几个开源项目正试图解决这个问题。例如,[LangChain](https://github.com/langchain-ai/langchain)框架(超过10万星标)提供了构建检索增强生成(RAG)管道的工具,其中LLM通过一个包含最新文档的向量数据库进行补充。然而,RAG并非万能药——它引入了自己的失败模式,例如检索到不相关的片段或误解检索到的上下文。另一个有前景的方法是[Self-RAG](https://github.com/AkariAsai/self-rag)仓库(超过5000星标),它训练模型检索并批判自己的输出。但这些方法仍处于实验阶段,远未达到可用于选举等高风险领域的生产就绪状态。
数据表:模型在苏格兰选举查询上的表现
| 模型 | 参数数量(估计) | 事实错误率 | 拒绝率(“我不知道”) | 平均响应延迟(秒) |
|---|---|---|---|---|
| ChatGPT (GPT-4o) | ~200B | 32% | 12% | 2.1 |
| Grok (v1.5) | ~314B | 40% | 8% | 1.8 |
| Gemini 1.5 Pro | — | 28% | 15% | 2.5 |
| Claude 3.5 Sonnet | — | 25% | 18% | 2.3 |
| Llama 3.1 70B | 70B | 45% | 5% | 1.2 |
数据要点: 更大的模型(GPT-4o、Grok)在事实准确性上不一定表现更好;事实上,Grok更高的错误率表明,仅靠模型规模并不能解决知识新鲜度问题。拒绝率——模型正确承认无知的频率——与错误率呈负相关,但即使是最好的模型(Claude 3.5)也只有18%的拒绝率,这意味着它在绝大多数情况下仍然自信地给出错误答案。
关键参与者与案例研究
该研究测试了四个主要商业模型和一个开源模型。每个模型处理实时信息的方式不同,它们的失败揭示了不同的战略弱点。
OpenAI的ChatGPT 依赖于一个大型静态模型和一个独立的浏览工具(Bing搜索)的组合。然而,浏览工具并非对所有查询自动触发,即使触发,模型也可能无法正确解析或优先处理搜索结果。在苏格兰选举测试中,ChatGPT经常混淆来自不同选区的候选人,或将政策归因于错误的政党。
xAI的Grok 被设计为具有对X(原Twitter)帖子的“实时”访问权限。理论上,这应该使其更加与时俱进。但实际上,模型对社交媒体噪音的依赖引入了一种不同类型的错误:它将未经证实的谣言和党派观点放大为既定事实。Grok高达40%的错误率是商业模型中最高的,这表明没有严格过滤的“实时”数据可能比根本没有实时数据更糟糕。
Google的Gemini 利用Google搜索作为后备。
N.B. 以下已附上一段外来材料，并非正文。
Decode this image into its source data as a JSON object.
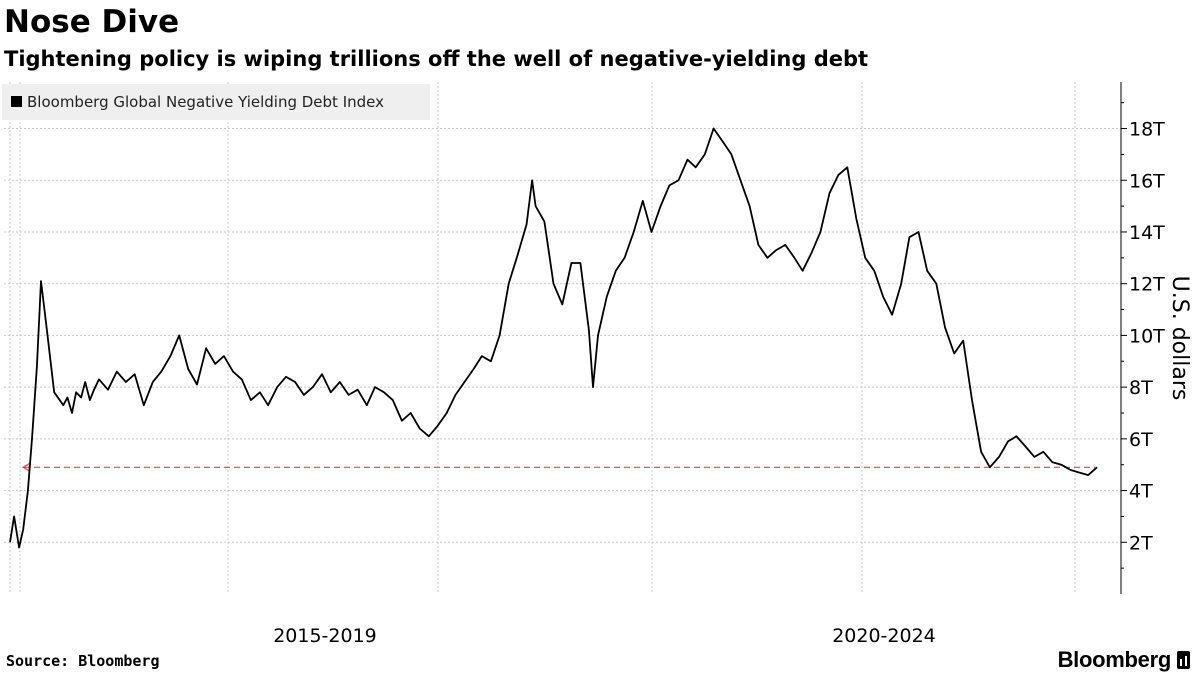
{
  "chart_data": {
    "type": "line",
    "title": "Nose Dive",
    "subtitle": "Tightening policy is wiping trillions off the well of negative-yielding debt",
    "ylabel": "U.S. dollars",
    "y_unit_suffix": "T",
    "ylim": [
      0,
      19.8
    ],
    "y_ticks": [
      2,
      4,
      6,
      8,
      10,
      12,
      14,
      16,
      18
    ],
    "x_period_labels": [
      "2015-2019",
      "2020-2024"
    ],
    "legend": {
      "position": "top-left"
    },
    "grid": true,
    "reference_line": {
      "value": 4.9,
      "style": "dashed",
      "color": "#e8434f"
    },
    "series": [
      {
        "name": "Bloomberg Global Negative Yielding Debt Index",
        "color": "#000000",
        "x": [
          "2014-10-01",
          "2014-10-15",
          "2014-11-01",
          "2014-11-15",
          "2014-12-01",
          "2014-12-15",
          "2015-01-01",
          "2015-01-15",
          "2015-02-01",
          "2015-03-01",
          "2015-04-01",
          "2015-04-15",
          "2015-05-01",
          "2015-05-15",
          "2015-06-01",
          "2015-06-15",
          "2015-07-01",
          "2015-07-15",
          "2015-08-01",
          "2015-09-01",
          "2015-10-01",
          "2015-11-01",
          "2015-12-01",
          "2016-01-01",
          "2016-02-01",
          "2016-03-01",
          "2016-04-01",
          "2016-05-01",
          "2016-06-01",
          "2016-07-01",
          "2016-08-01",
          "2016-09-01",
          "2016-10-01",
          "2016-11-01",
          "2016-12-01",
          "2017-01-01",
          "2017-02-01",
          "2017-03-01",
          "2017-04-01",
          "2017-05-01",
          "2017-06-01",
          "2017-07-01",
          "2017-08-01",
          "2017-09-01",
          "2017-10-01",
          "2017-11-01",
          "2017-12-01",
          "2018-01-01",
          "2018-02-01",
          "2018-03-01",
          "2018-04-01",
          "2018-05-01",
          "2018-06-01",
          "2018-07-01",
          "2018-08-01",
          "2018-09-01",
          "2018-10-01",
          "2018-11-01",
          "2018-12-01",
          "2019-01-01",
          "2019-02-01",
          "2019-03-01",
          "2019-04-01",
          "2019-05-01",
          "2019-06-01",
          "2019-07-01",
          "2019-08-01",
          "2019-08-20",
          "2019-09-01",
          "2019-10-01",
          "2019-11-01",
          "2019-12-01",
          "2020-01-01",
          "2020-02-01",
          "2020-03-01",
          "2020-03-15",
          "2020-04-01",
          "2020-05-01",
          "2020-06-01",
          "2020-07-01",
          "2020-08-01",
          "2020-09-01",
          "2020-10-01",
          "2020-11-01",
          "2020-12-01",
          "2021-01-01",
          "2021-02-01",
          "2021-03-01",
          "2021-04-01",
          "2021-05-01",
          "2021-06-01",
          "2021-07-01",
          "2021-08-01",
          "2021-09-01",
          "2021-10-01",
          "2021-11-01",
          "2021-12-01",
          "2022-01-01",
          "2022-02-01",
          "2022-03-01",
          "2022-04-01",
          "2022-05-01",
          "2022-06-01",
          "2022-07-01",
          "2022-08-01",
          "2022-09-01",
          "2022-10-01",
          "2022-11-01",
          "2022-12-01",
          "2023-01-01",
          "2023-02-01",
          "2023-03-01",
          "2023-04-01",
          "2023-05-01",
          "2023-06-01",
          "2023-07-01",
          "2023-08-01",
          "2023-09-01",
          "2023-10-01",
          "2023-11-01",
          "2023-12-01",
          "2024-01-01",
          "2024-02-01",
          "2024-03-01",
          "2024-04-01",
          "2024-05-01",
          "2024-06-01",
          "2024-07-01",
          "2024-08-01",
          "2024-09-01",
          "2024-10-01",
          "2024-11-01",
          "2024-12-01"
        ],
        "values": [
          2.0,
          3.0,
          1.8,
          2.5,
          4.0,
          6.0,
          8.8,
          12.1,
          10.5,
          7.8,
          7.3,
          7.6,
          7.0,
          7.8,
          7.6,
          8.2,
          7.5,
          7.9,
          8.3,
          7.9,
          8.6,
          8.2,
          8.5,
          7.3,
          8.2,
          8.6,
          9.2,
          10.0,
          8.7,
          8.1,
          9.5,
          8.9,
          9.2,
          8.6,
          8.3,
          7.5,
          7.8,
          7.3,
          8.0,
          8.4,
          8.2,
          7.7,
          8.0,
          8.5,
          7.8,
          8.2,
          7.7,
          7.9,
          7.3,
          8.0,
          7.8,
          7.5,
          6.7,
          7.0,
          6.4,
          6.1,
          6.5,
          7.0,
          7.7,
          8.2,
          8.7,
          9.2,
          9.0,
          10.0,
          12.0,
          13.1,
          14.3,
          16.0,
          15.0,
          14.4,
          12.0,
          11.2,
          12.8,
          12.8,
          10.2,
          8.0,
          10.0,
          11.5,
          12.5,
          13.0,
          14.0,
          15.2,
          14.0,
          15.0,
          15.8,
          16.0,
          16.8,
          16.5,
          17.0,
          18.0,
          17.5,
          17.0,
          16.0,
          15.0,
          13.5,
          13.0,
          13.3,
          13.5,
          13.0,
          12.5,
          13.2,
          14.0,
          15.5,
          16.2,
          16.5,
          14.5,
          13.0,
          12.5,
          11.5,
          10.8,
          12.0,
          13.8,
          14.0,
          12.5,
          12.0,
          10.3,
          9.3,
          9.8,
          7.5,
          5.5,
          4.9,
          5.3,
          5.9,
          6.1,
          5.7,
          5.3,
          5.5,
          5.1,
          5.0,
          4.8,
          4.7,
          4.6,
          4.9
        ]
      }
    ]
  },
  "source": {
    "label": "Source:",
    "value": "Bloomberg"
  },
  "brand": "Bloomberg"
}
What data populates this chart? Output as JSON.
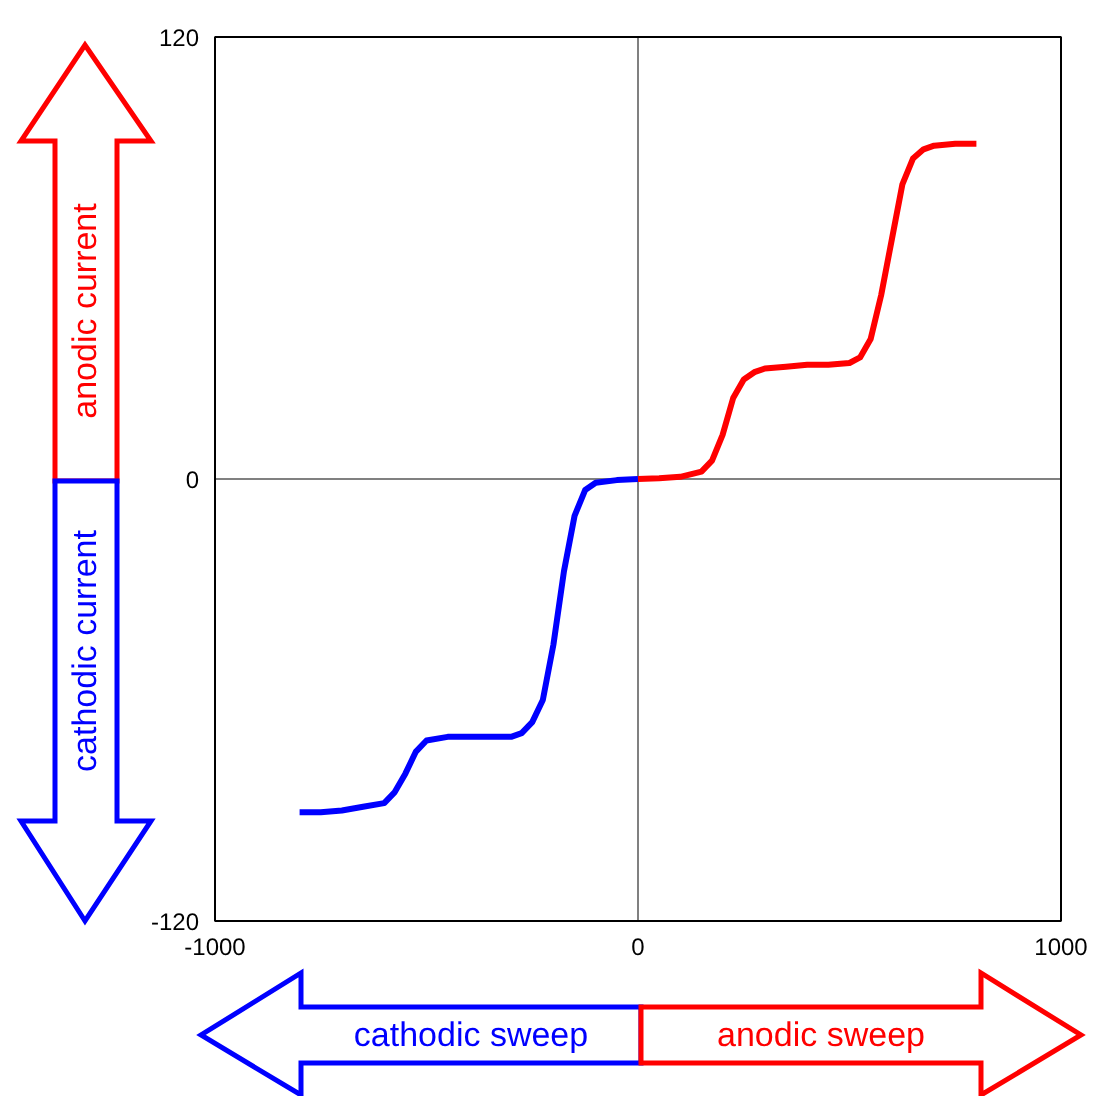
{
  "chart_data": {
    "type": "line",
    "series": [
      {
        "color": "#0000ff",
        "x": [
          0,
          -50,
          -100,
          -125,
          -150,
          -175,
          -200,
          -225,
          -250,
          -275,
          -300,
          -350,
          -400,
          -450,
          -500,
          -525,
          -550,
          -575,
          -600,
          -650,
          -700,
          -750,
          -800
        ],
        "values": [
          0,
          -0.3,
          -1,
          -3,
          -10,
          -25,
          -45,
          -60,
          -66,
          -69,
          -70,
          -70,
          -70,
          -70,
          -71,
          -74,
          -80,
          -85,
          -88,
          -89,
          -90,
          -90.5,
          -90.5
        ]
      },
      {
        "color": "#ff0000",
        "x": [
          0,
          50,
          100,
          150,
          175,
          200,
          225,
          250,
          275,
          300,
          350,
          400,
          450,
          500,
          525,
          550,
          575,
          600,
          625,
          650,
          675,
          700,
          750,
          800
        ],
        "values": [
          0,
          0.2,
          0.6,
          2,
          5,
          12,
          22,
          27,
          29,
          30,
          30.5,
          31,
          31,
          31.5,
          33,
          38,
          50,
          65,
          80,
          87,
          89.5,
          90.5,
          91,
          91
        ]
      }
    ],
    "xlim": [
      -1000,
      1000
    ],
    "ylim": [
      -120,
      120
    ],
    "xticks": [
      -1000,
      0,
      1000
    ],
    "yticks": [
      -120,
      0,
      120
    ],
    "grid": true,
    "annotations": [
      "anodic current",
      "cathodic current",
      "cathodic sweep",
      "anodic sweep"
    ]
  }
}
然而,研究发现,即使正确答案出现在搜索结果顶部,Gemini仍然会产生幻觉。这指向了检索或集成层的失败——模型没有有效利用它所能访问的信息。
Anthropic的Claude 3.5 表现最佳,错误率最低(25%),拒绝率最高(18%)。这与Anthropic宣称的“宪法AI”和减少危害的焦点一致。然而,25%的错误率对于任何声称提供可靠信息的应用来说仍然不可接受。